The 17 million to 18 million Americans who log on to the Internet at least
once a week can summon up accurate and highly detailed financial
information. For example, the Securities and Exchange Commission's
Edgar site gives you access to millions of pages of filings by public
companies. (For other solid sources, see www.$$$.com, Oct.)

But the Internet has also replaced the cocktail party as the prime source
of hot stock tips. When you got a tip at a party, at least you knew who
was whispering in your ear--and what they'd been drinking. On the
Internet, it can be hard to tell whether you're getting a recommendation
from a broker, a short seller or an antisocial 20-year-old. "People tend to
think that the bad people on the Web are child pornographers, but there
are others out there, too," says Don Ulsch, senior vice-president at
O'Reilly Online Research Group. "The Internet allows virtually anyone to
create a Web site, and there is going to be the criminal element that uses
the Internet to rob you blind. That's the dark side of the Web."

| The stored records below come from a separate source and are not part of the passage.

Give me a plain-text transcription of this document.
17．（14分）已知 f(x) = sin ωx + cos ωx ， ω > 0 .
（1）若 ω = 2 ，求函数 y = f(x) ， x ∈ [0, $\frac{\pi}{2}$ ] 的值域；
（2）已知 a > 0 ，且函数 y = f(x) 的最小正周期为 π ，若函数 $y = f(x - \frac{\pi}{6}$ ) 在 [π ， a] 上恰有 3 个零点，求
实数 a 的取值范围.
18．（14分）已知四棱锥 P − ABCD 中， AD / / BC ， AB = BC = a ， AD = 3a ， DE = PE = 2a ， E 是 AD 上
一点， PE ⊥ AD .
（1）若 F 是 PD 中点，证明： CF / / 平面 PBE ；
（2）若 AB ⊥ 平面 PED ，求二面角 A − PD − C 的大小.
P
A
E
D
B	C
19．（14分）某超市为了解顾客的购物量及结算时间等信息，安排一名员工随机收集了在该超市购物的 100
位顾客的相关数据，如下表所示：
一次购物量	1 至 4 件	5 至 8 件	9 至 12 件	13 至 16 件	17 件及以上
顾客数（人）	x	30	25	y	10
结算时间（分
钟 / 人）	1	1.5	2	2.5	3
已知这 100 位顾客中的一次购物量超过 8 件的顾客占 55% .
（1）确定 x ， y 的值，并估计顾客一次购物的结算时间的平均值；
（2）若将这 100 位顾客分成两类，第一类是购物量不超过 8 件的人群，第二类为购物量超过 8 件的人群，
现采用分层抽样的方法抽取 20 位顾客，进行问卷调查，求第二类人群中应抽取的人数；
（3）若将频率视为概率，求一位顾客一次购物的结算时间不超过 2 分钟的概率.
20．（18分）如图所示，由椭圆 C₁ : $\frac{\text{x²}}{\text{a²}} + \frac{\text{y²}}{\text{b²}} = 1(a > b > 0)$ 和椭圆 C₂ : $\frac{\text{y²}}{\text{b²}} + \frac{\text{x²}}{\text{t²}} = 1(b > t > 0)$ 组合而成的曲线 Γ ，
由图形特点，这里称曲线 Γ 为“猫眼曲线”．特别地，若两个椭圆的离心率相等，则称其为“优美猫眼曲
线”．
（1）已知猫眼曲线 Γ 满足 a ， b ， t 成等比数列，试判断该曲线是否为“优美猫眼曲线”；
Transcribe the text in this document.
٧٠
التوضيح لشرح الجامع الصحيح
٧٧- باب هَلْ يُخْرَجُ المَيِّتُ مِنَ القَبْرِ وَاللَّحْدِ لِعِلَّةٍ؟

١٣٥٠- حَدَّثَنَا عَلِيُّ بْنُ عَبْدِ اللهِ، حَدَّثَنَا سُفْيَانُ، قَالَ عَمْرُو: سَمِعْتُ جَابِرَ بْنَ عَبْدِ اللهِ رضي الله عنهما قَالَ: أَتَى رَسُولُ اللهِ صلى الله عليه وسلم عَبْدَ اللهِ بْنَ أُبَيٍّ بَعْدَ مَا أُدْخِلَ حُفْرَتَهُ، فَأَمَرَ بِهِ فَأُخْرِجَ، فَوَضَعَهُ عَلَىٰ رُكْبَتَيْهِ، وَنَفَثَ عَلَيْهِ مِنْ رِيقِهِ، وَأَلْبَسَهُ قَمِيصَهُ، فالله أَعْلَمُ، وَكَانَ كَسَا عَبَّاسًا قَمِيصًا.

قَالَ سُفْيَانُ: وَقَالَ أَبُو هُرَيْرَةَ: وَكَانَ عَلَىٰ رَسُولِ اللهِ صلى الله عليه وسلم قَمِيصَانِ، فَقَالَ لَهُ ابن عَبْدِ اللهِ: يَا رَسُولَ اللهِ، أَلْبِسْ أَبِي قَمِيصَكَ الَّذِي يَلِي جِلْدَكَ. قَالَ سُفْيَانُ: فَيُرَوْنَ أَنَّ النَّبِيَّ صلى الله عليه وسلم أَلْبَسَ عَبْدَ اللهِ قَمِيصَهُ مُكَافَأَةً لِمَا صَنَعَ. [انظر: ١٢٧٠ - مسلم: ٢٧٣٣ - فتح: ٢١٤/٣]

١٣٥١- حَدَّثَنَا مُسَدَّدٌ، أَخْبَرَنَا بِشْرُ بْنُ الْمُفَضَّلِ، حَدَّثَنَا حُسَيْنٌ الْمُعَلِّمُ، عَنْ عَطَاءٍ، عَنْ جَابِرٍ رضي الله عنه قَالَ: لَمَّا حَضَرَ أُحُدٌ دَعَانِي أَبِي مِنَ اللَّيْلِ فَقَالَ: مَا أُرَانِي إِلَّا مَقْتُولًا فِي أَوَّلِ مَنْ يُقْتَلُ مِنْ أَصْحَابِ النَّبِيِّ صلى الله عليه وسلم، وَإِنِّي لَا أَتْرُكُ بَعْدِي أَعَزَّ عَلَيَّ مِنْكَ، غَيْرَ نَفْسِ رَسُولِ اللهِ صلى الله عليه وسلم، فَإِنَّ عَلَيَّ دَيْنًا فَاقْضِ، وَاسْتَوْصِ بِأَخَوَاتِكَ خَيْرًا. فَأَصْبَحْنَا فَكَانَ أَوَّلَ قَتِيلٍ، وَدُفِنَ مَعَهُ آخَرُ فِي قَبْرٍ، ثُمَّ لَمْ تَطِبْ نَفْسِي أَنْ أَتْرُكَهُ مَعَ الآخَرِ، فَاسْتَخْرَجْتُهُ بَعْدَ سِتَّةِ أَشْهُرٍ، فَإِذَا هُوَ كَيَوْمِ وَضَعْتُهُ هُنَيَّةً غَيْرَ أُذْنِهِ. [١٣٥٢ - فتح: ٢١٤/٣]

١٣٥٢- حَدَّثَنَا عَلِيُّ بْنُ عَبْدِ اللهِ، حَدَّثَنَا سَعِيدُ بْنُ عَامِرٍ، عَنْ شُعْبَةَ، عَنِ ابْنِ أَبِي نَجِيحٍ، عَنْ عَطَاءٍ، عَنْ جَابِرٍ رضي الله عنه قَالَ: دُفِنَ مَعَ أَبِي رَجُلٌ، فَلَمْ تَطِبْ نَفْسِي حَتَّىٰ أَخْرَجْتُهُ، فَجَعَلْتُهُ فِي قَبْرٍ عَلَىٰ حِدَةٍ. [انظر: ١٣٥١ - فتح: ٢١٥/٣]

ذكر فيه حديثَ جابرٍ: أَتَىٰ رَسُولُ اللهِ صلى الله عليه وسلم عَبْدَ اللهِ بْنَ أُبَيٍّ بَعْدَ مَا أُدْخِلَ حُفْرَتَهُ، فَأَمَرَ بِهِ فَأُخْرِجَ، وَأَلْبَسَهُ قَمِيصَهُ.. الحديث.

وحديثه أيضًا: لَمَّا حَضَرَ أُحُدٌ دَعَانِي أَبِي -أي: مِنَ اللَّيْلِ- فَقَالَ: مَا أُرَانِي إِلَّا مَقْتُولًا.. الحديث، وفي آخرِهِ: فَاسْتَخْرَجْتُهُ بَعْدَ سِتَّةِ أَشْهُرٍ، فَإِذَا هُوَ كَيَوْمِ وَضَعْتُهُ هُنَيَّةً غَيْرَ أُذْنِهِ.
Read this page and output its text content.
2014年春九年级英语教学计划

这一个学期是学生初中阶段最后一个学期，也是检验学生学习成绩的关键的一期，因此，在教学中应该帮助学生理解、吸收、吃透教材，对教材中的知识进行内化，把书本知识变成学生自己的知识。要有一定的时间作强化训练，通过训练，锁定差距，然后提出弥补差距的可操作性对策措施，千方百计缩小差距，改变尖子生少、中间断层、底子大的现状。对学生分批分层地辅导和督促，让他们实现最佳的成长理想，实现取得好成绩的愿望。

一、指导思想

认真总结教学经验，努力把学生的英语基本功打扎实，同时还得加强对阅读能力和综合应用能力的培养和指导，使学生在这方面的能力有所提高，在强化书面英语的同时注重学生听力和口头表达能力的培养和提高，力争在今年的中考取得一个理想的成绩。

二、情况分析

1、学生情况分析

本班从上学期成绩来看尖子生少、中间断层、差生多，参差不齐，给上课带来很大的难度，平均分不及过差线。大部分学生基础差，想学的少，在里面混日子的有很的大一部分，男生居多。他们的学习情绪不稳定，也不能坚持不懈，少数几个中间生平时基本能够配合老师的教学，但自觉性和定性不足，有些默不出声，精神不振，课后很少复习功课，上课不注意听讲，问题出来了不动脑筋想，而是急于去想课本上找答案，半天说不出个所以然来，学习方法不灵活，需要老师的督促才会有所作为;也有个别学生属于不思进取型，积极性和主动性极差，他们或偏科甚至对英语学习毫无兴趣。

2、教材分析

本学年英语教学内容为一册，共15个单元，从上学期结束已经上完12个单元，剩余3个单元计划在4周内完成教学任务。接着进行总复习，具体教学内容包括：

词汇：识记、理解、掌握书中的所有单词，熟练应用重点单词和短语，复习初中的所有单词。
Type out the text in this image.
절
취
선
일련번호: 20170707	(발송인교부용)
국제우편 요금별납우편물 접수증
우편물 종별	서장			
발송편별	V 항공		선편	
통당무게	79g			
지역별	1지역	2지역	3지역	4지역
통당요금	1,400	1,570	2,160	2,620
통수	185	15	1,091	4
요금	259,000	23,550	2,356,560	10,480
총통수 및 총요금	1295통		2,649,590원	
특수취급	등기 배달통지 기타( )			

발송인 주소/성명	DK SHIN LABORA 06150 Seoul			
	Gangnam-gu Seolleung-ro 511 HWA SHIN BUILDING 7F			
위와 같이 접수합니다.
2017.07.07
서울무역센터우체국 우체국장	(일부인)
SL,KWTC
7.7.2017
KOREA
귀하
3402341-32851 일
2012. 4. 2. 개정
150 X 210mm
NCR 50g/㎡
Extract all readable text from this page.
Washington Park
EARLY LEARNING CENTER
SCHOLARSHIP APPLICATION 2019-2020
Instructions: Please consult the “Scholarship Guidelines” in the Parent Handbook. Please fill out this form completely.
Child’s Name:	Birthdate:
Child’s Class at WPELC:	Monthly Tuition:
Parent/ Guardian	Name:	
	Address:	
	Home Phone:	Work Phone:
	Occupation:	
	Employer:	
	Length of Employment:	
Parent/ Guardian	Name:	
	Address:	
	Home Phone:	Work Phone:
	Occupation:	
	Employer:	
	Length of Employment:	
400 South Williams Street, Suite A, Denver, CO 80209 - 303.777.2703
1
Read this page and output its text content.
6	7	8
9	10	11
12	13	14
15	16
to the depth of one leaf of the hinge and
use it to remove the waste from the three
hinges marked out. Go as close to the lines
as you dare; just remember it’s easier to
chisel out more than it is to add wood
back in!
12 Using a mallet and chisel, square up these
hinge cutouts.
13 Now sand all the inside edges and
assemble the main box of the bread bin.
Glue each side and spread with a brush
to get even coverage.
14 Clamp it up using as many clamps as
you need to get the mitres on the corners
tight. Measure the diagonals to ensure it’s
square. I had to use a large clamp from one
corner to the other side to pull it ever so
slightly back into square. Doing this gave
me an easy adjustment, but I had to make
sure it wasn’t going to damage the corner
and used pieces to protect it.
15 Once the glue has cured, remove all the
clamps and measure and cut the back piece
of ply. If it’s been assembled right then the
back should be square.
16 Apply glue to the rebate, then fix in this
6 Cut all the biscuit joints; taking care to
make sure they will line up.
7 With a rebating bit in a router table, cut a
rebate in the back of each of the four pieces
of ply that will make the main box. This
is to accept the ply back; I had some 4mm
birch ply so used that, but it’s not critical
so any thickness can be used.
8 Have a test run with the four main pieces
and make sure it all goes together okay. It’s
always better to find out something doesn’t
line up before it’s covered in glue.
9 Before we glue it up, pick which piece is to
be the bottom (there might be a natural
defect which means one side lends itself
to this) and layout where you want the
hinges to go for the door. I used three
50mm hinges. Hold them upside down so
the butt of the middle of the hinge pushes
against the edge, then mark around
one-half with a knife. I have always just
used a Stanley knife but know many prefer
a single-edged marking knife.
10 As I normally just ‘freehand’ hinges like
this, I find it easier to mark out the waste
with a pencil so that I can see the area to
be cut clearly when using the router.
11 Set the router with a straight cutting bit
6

Lisa Keefe, a business editor in Chicago, brushed the dark side when she
received e-mail from somebody who identified himself as Bob Williams.
"He jumps into this message," says Keefe, "as if we were familiar
business partners--no introduction or identification as to his position with
the company--saying he's heard that the Chancellor Group is reporting
greatly increased second-quarter earnings and plans a stock split at the
end of the month. He writes, 'Sounds like a pretty good deal to me.
What do you think?'"

Here's what we know: The Chancellor Group's 1995 annual report on
file with the SEC indicated it had interests in a slew of risky
businesses--oil and gas fields in Kentucky, cable-television licenses and
gold mines in Australia, timber in Fiji--but no salaried employees. One of
the company's executives, David Yeaman, paid a $3,000 civil fine in
1994 to settle a complaint brought by the New Jersey Bureau of
Securities that he was selling unregistered securities in that state. Yeaman
resigned from the company in July 1995 but retained a 20% ownership at
that time.

And who is Bob Williams, who sent the chatty post to Keefe (and many
other people as well)? He left a telephone number, but most of the time
when we called, his voice mailbox was too full to take a message. When
we did succeed in leaving a message, the phone answering machine
identified the firm as "Internet Marketing." Our calls weren't returned.